Martín Fernández, de 42 años, quien encabeza una batalla legal contra una represa hidroeléctrica, se vio obligado a huir de su casa y está acompañado las 24 horas del día por voluntarios del grupo estadounidense Witness for Peace.

Fernández y otros activistas también han acusado a la policía y el ejército hondureños, así como a civiles armados, de intimidar a los manifestantes que todavía realizan manifestaciones periódicas sobre presuntos fraudes en la reelección del presidente Juan Orlando Hernández. El domingo se lanzó una huelga nacional antes de la toma de posesión de Hernández este fin de semana.

Miles de fuerzas de seguridad, incluida la policía militar y los oficiales antidisturbios Cobra de élite, han sido desplegados desde las elecciones a fines de noviembre.

Desde la votación, las fuerzas de seguridad han matado al menos a 35 personas; 15 de las muertes ocurrieron en los departamentos del norte de Atlántida y Cortez.

Asesinato a líderes sociales

En medio de la ofensiva, los activistas de alto perfil parecen haber sido señalados.
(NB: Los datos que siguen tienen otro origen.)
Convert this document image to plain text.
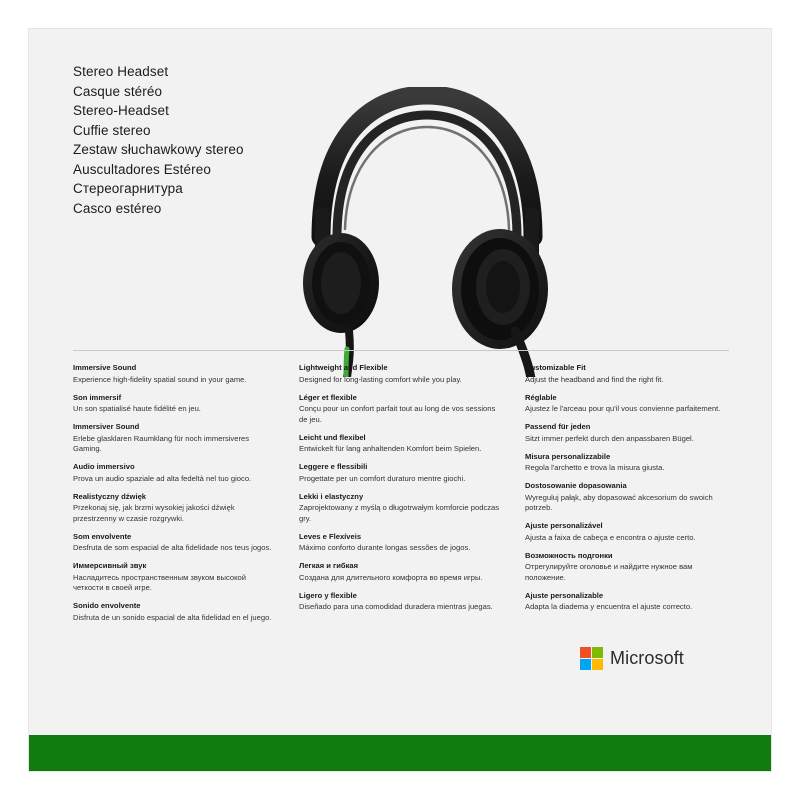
Stereo Headset
Casque stéréo
Stereo-Headset
Cuffie stereo
Zestaw słuchawkowy stereo
Auscultadores Estéreo
Стереогарнитура
Casco estéreo
Immersive Sound
Experience high-fidelity spatial sound in your game.
Son immersif
Un son spatialisé haute fidélité en jeu.
Immersiver Sound
Erlebe glasklaren Raumklang für noch immersiveres Gaming.
Audio immersivo
Prova un audio spaziale ad alta fedeltà nel tuo gioco.
Realistyczny dźwięk
Przekonaj się, jak brzmi wysokiej jakości dźwięk przestrzenny w czasie rozgrywki.
Som envolvente
Desfruta de som espacial de alta fidelidade nos teus jogos.
Иммерсивный звук
Насладитесь пространственным звуком высокой четкости в своей игре.
Sonido envolvente
Disfruta de un sonido espacial de alta fidelidad en el juego.
Lightweight and Flexible
Designed for long-lasting comfort while you play.
Léger et flexible
Conçu pour un confort parfait tout au long de vos sessions de jeu.
Leicht und flexibel
Entwickelt für lang anhaltenden Komfort beim Spielen.
Leggere e flessibili
Progettate per un comfort duraturo mentre giochi.
Lekki i elastyczny
Zaprojektowany z myślą o długotrwałym komforcie podczas gry.
Leves e Flexíveis
Máximo conforto durante longas sessões de jogos.
Легкая и гибкая
Создана для длительного комфорта во время игры.
Ligero y flexible
Diseñado para una comodidad duradera mientras juegas.
Customizable Fit
Adjust the headband and find the right fit.
Réglable
Ajustez le l'arceau pour qu'il vous convienne parfaitement.
Passend für jeden
Sitzt immer perfekt durch den anpassbaren Bügel.
Misura personalizzabile
Regola l'archetto e trova la misura giusta.
Dostosowanie dopasowania
Wyreguluj pałąk, aby dopasować akcesorium do swoich potrzeb.
Ajuste personalizável
Ajusta a faixa de cabeça e encontra o ajuste certo.
Возможность подгонки
Отрегулируйте оголовье и найдите нужное вам положение.
Ajuste personalizable
Adapta la diadema y encuentra el ajuste correcto.
Microsoft
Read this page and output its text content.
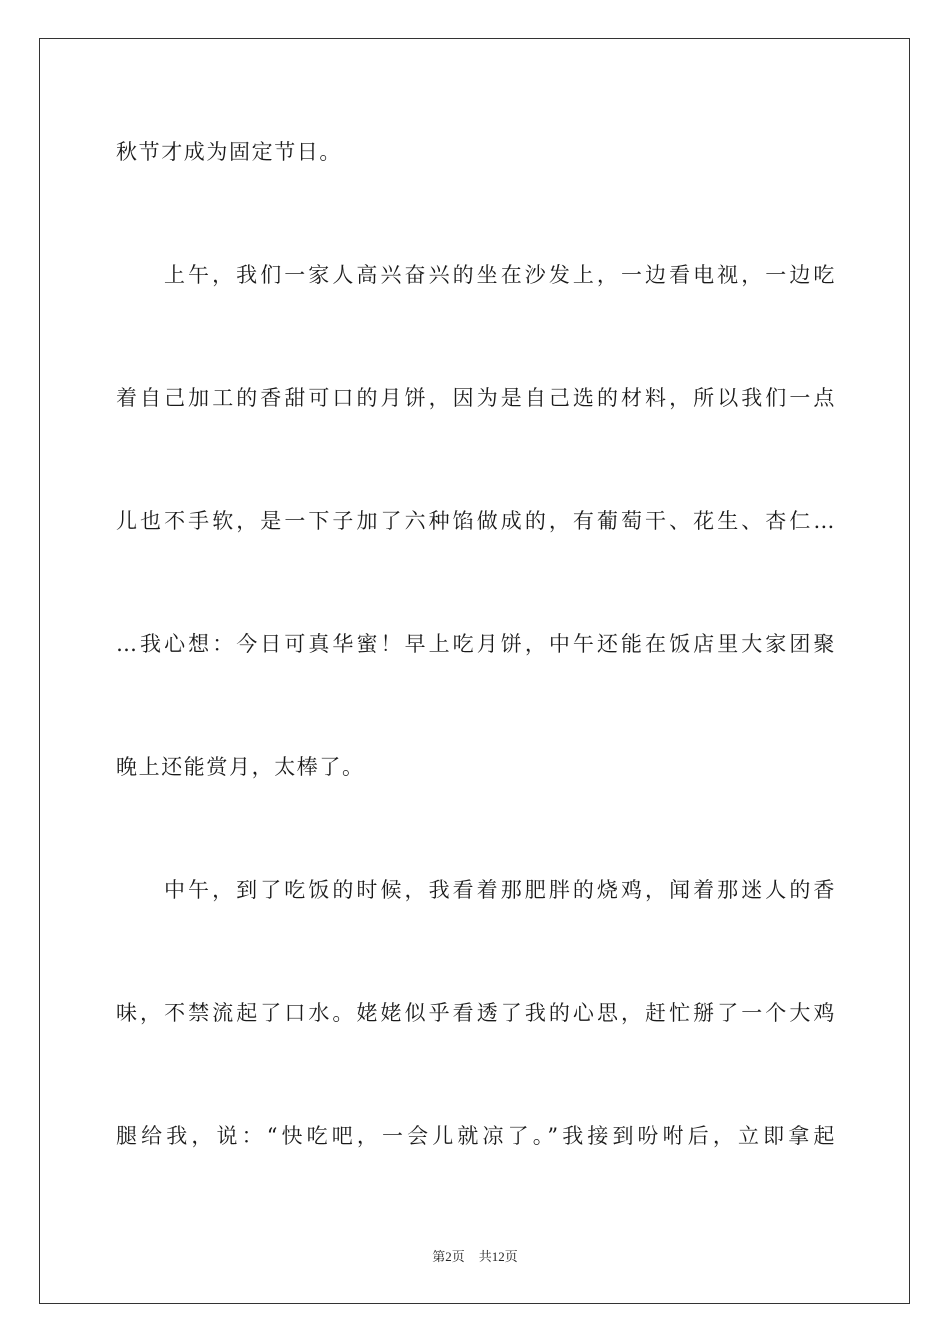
秋节才成为固定节日。
上午，我们一家人高兴奋兴的坐在沙发上，一边看电视，一边吃
着自己加工的香甜可口的月饼，因为是自己选的材料，所以我们一点
儿也不手软，是一下子加了六种馅做成的，有葡萄干、花生、杏仁…
…我心想：今日可真华蜜！早上吃月饼，中午还能在饭店里大家团聚
晚上还能赏月，太棒了。
中午，到了吃饭的时候，我看着那肥胖的烧鸡，闻着那迷人的香
味，不禁流起了口水。姥姥似乎看透了我的心思，赶忙掰了一个大鸡
腿给我，说：“快吃吧，一会儿就凉了。”我接到吩咐后，立即拿起
第2页 共12页
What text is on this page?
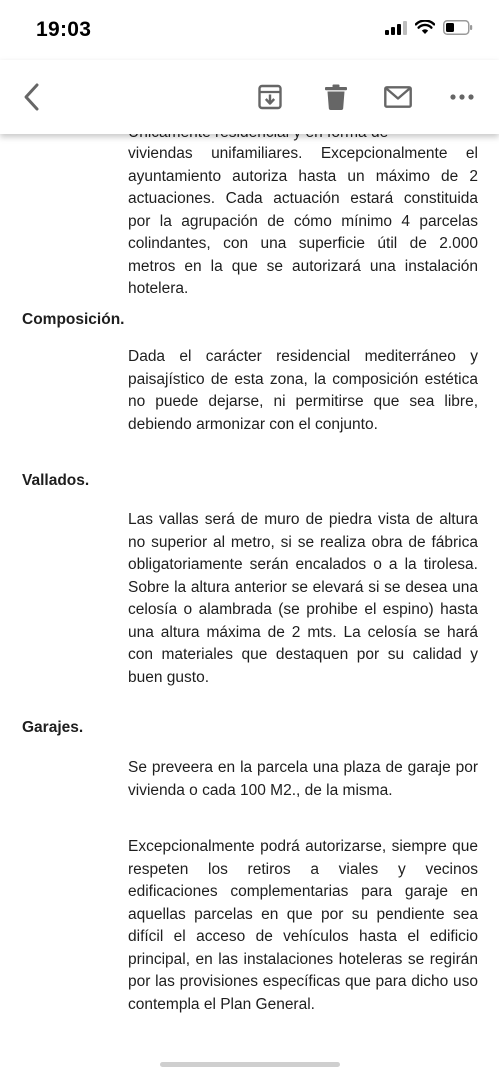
viviendas unifamiliares. Excepcionalmente el ayuntamiento autoriza hasta un máximo de 2 actuaciones. Cada actuación estará constituida por la agrupación de cómo mínimo 4 parcelas colindantes, con una superficie útil de 2.000 metros en la que se autorizará una instalación hotelera.
Composición.
Dada el carácter residencial mediterráneo y paisajístico de esta zona, la composición estética no puede dejarse, ni permitirse que sea libre, debiendo armonizar con el conjunto.
Vallados.
Las vallas será de muro de piedra vista de altura no superior al metro, si se realiza obra de fábrica obligatoriamente serán encalados o a la tirolesa. Sobre la altura anterior se elevará si se desea una celosía o alambrada (se prohibe el espino) hasta una altura máxima de 2 mts. La celosía se hará con materiales que destaquen por su calidad y buen gusto.
Garajes.
Se preveera en la parcela una plaza de garaje por vivienda o cada 100 M2., de la misma.
Excepcionalmente podrá autorizarse, siempre que respeten los retiros a viales y vecinos edificaciones complementarias para garaje en aquellas parcelas en que por su pendiente sea difícil el acceso de vehículos hasta el edificio principal, en las instalaciones hoteleras se regirán por las provisiones específicas que para dicho uso contempla el Plan General.
19:03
Según el grupo de derechos humanos Cofadeh, han surgido informes de fuerzas de seguridad que ingresan a las comunidades con listas de personas detenidas.

En diciembre, Fernández y su hermano Víctor se reunieron con el comandante del cuarto batallón de infantería y jefe de inteligencia en la base militar en el departamento de Atlántida.

Poco después de la reunión, fuentes policiales y militares advirtieron a Fernández que los líderes de protesta en la provincia norteña de Atlántida habían sido blanco de asesinatos.

Los dos hermanos denunciaron el presunto complot al agregado de derechos humanos de la embajada de los EE. UU. en la capital, Tegucigalpa.

Días después de la reunión de la embajada, el agente de divulgación MA Diego Aguilar, de 24 años, fue golpeado y azotado por las fuerzas de seguridad cuando limpiaban una barricada de protesta en la aldea de San Juan Pueblo.

Dos semanas después, otro líder de la protesta, Wilmer Paredes, fue abatido a tiros por hombres armados en camionetas SUV sin distintivos mientras conducía su motocicleta a casa desde el trabajo.

Las familias temen que no haya justicia para las víctimas, ya que 31 mueren en Honduras después de la violencia electoral.